I recently bought myself a winter hack. A (very) cheap car for the really nasty days when riding my motorbike to work stops being fun or easy – which isn’t very often. Usually, this means something spartan and tedious to drive. Usually, it means finding an old car that isn’t on its last legs or horribly thrashed, so choice is limited. Something from the late nineties maybe. A little BMW in fact.
I’m not joking about the ‘little’ either – in comparison to the current 3 Series it’s positively tiny. It’s extraordinary how much bigger and heavier cars have become – partly due to safety gains but also the demand for more. We consumers demand more space, more technology, more flexibility, just more please.
The original advertising for iPod, whilst not introducing unique technology, made us realise we could carry around all our music with us all the time. That seemed really cool and convenient.
Only most of us don’t listen to all of our music all the time. In reality, keeping on top of 10,000 plus songs and managing your iTunes and synchronising between devices…is just a bit…annoying. Stressful and unsatisfying. More technology than ever before and yet somehow it’s not making life easier or better.

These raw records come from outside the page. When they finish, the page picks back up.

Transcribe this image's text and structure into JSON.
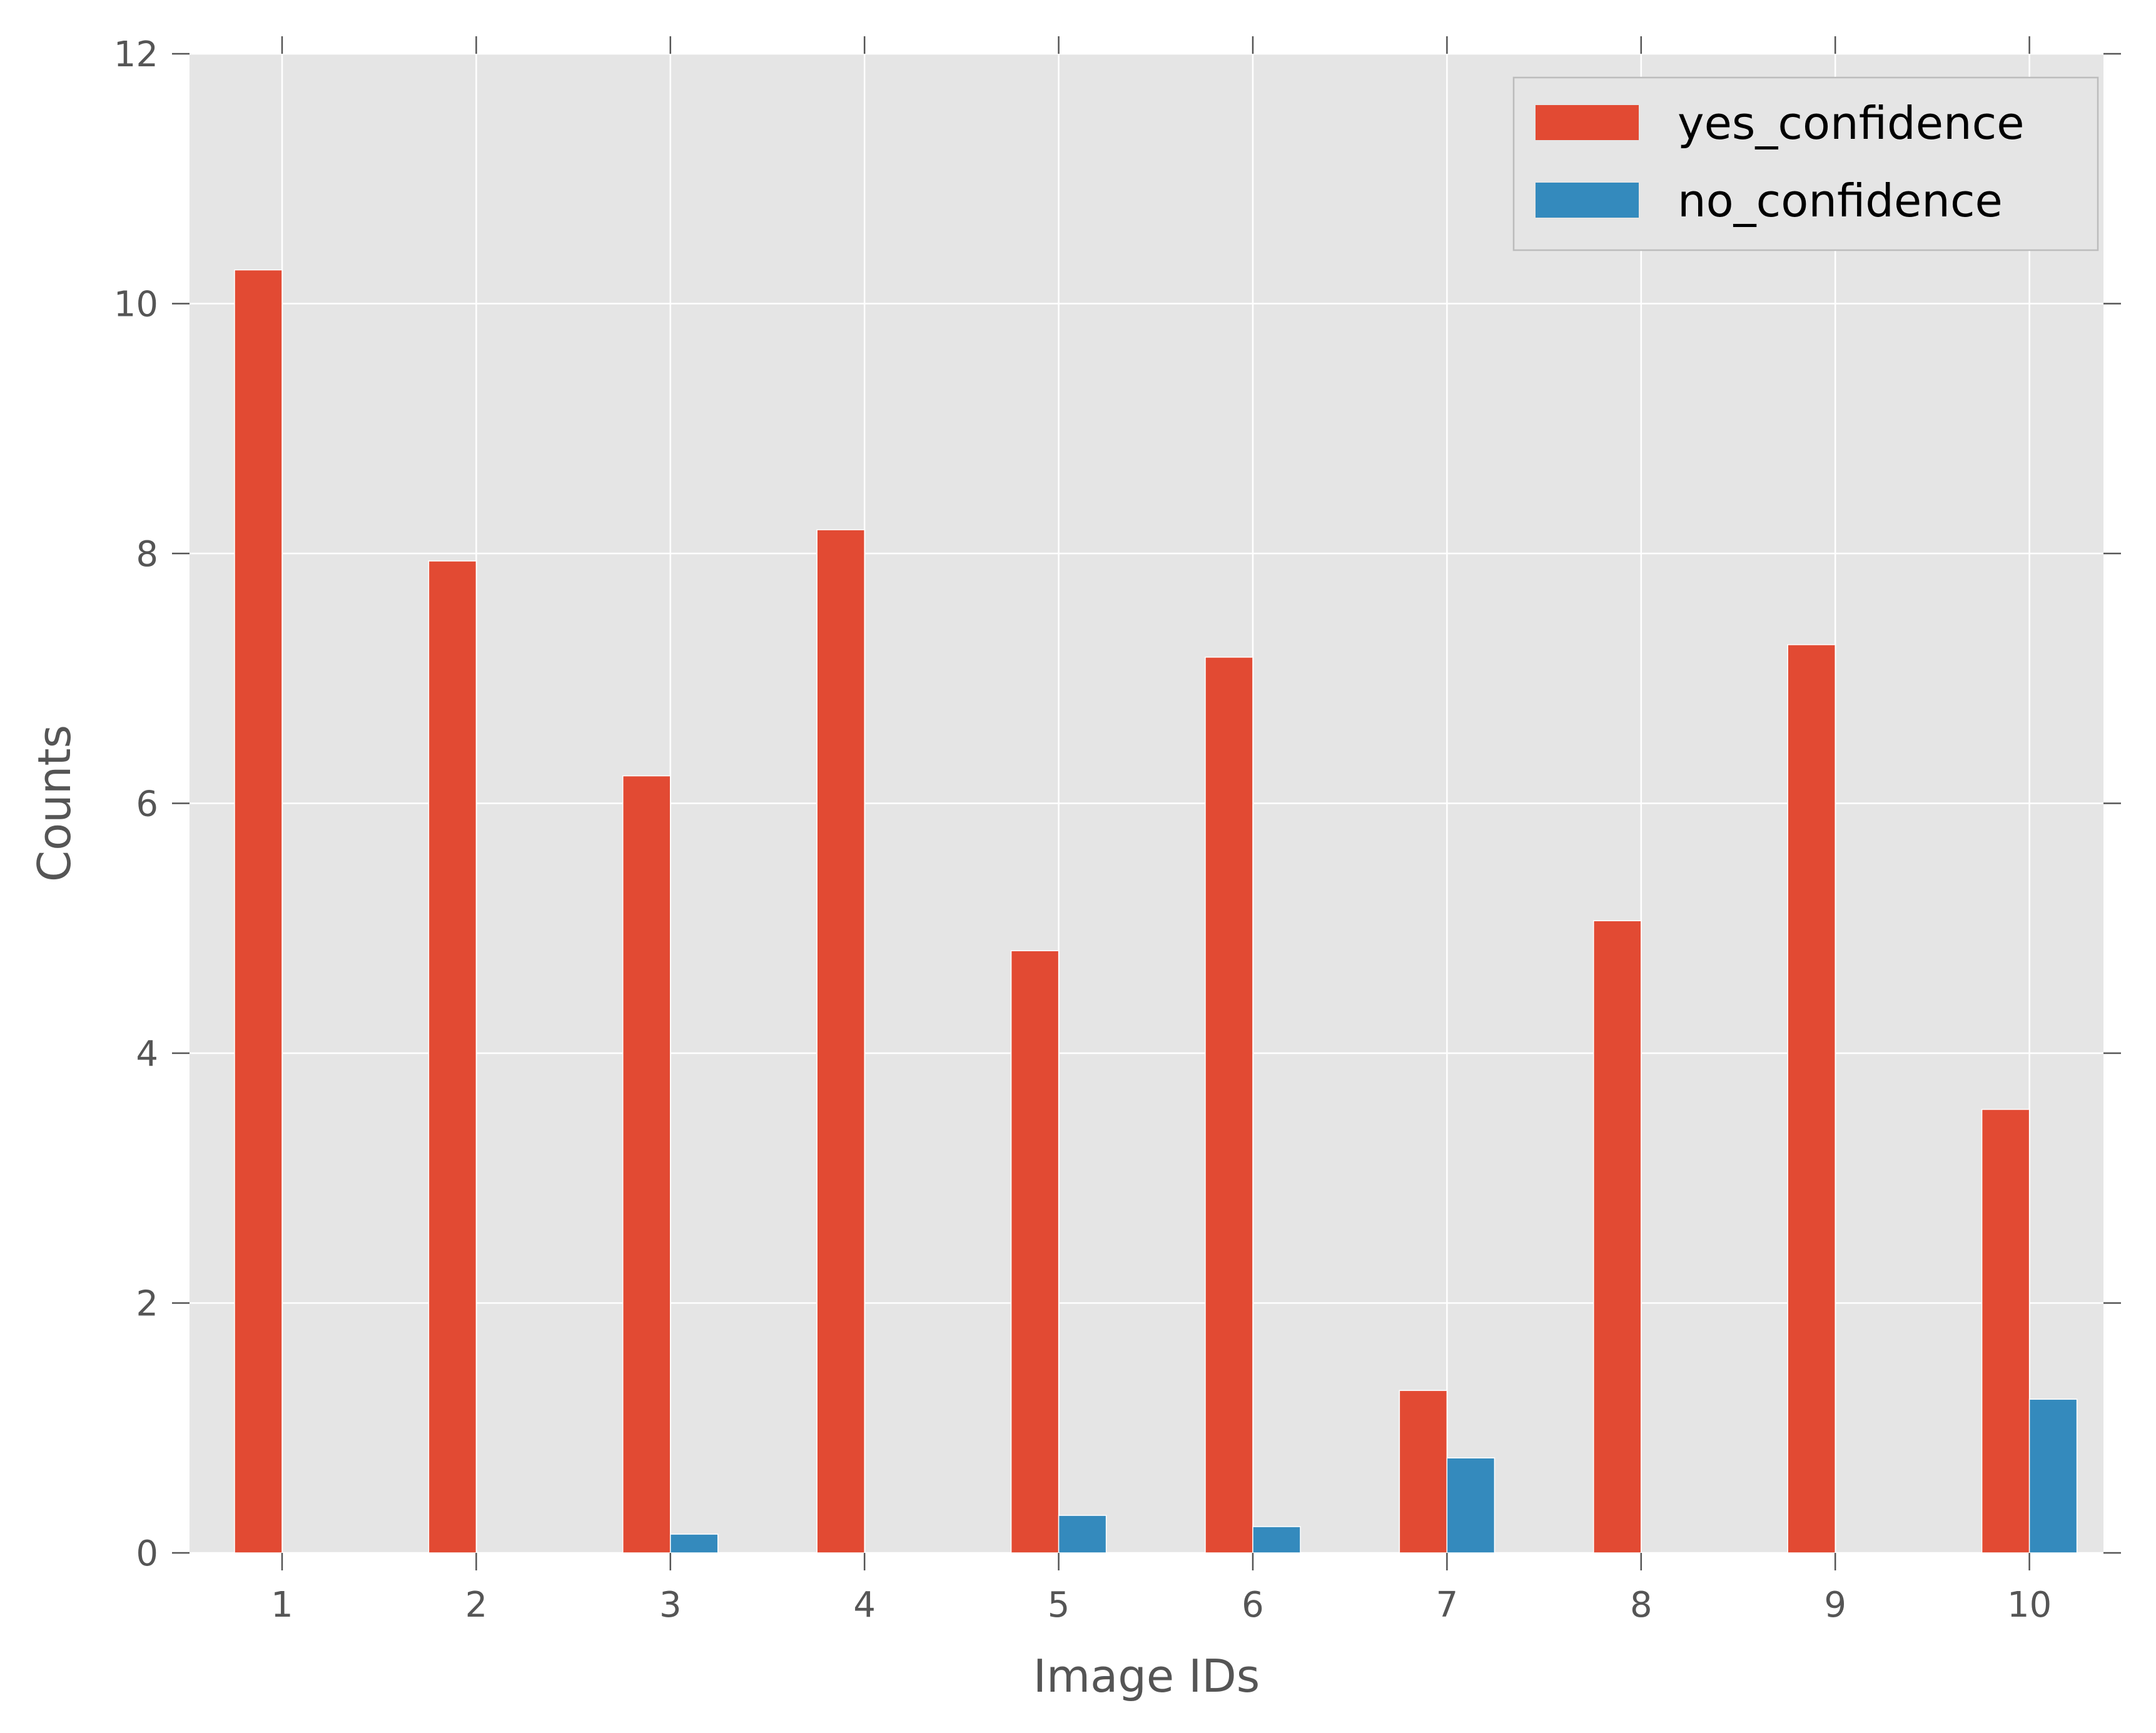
{
  "chart_data": {
    "type": "bar",
    "xlabel": "Image IDs",
    "ylabel": "Counts",
    "categories": [
      "1",
      "2",
      "3",
      "4",
      "5",
      "6",
      "7",
      "8",
      "9",
      "10"
    ],
    "ylim": [
      0,
      12
    ],
    "yticks": [
      "0",
      "2",
      "4",
      "6",
      "8",
      "10",
      "12"
    ],
    "grid": true,
    "legend_position": "top-right",
    "background_color": "#e5e5e5",
    "grid_color": "#ffffff",
    "series": [
      {
        "name": "yes_confidence",
        "color": "#e24a33",
        "values": [
          10.27,
          7.94,
          6.22,
          8.19,
          4.82,
          7.17,
          1.3,
          5.06,
          7.27,
          3.55
        ]
      },
      {
        "name": "no_confidence",
        "color": "#348abd",
        "values": [
          0,
          0,
          0.15,
          0,
          0.3,
          0.21,
          0.76,
          0,
          0,
          1.23
        ]
      }
    ]
  }
}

My old BMW has a radio cassette player. Not CD, cassette. It’s so long since I’ve had one in a car I was hunting down old cassettes to play just for the fun of it. The sheer novelty value of the clunking mechanism and listening to an entire album without ‘shuffling’. It’s fun. Of course a teenager might think otherwise. Yet vinyl sales are rocketing and turntables became the number one home audio seller on Amazon this Christmas.
So what’s going on? Well there’s certainly not a wholesale rejection of technology – far from it. Personally, I think it’s about easiness. We like easy. We like simple. No matter how hi-tech or low-tech, we tend to gravitate towards the easy option that works for us. If it makes things easy, then we’ll probably use it more often.
My favourite example is a story from the Space Race in the 1960s. NASA had spent lots of time and money trying to develop a pen that would work in zero gravity. Lots of very bright scientists struggled to crack the problem of getting the ink to flow. The Russians used a different approach. They used a pencil.
So before employing new technology or even sticking with the old, it’s always worth asking “does it make things easier?”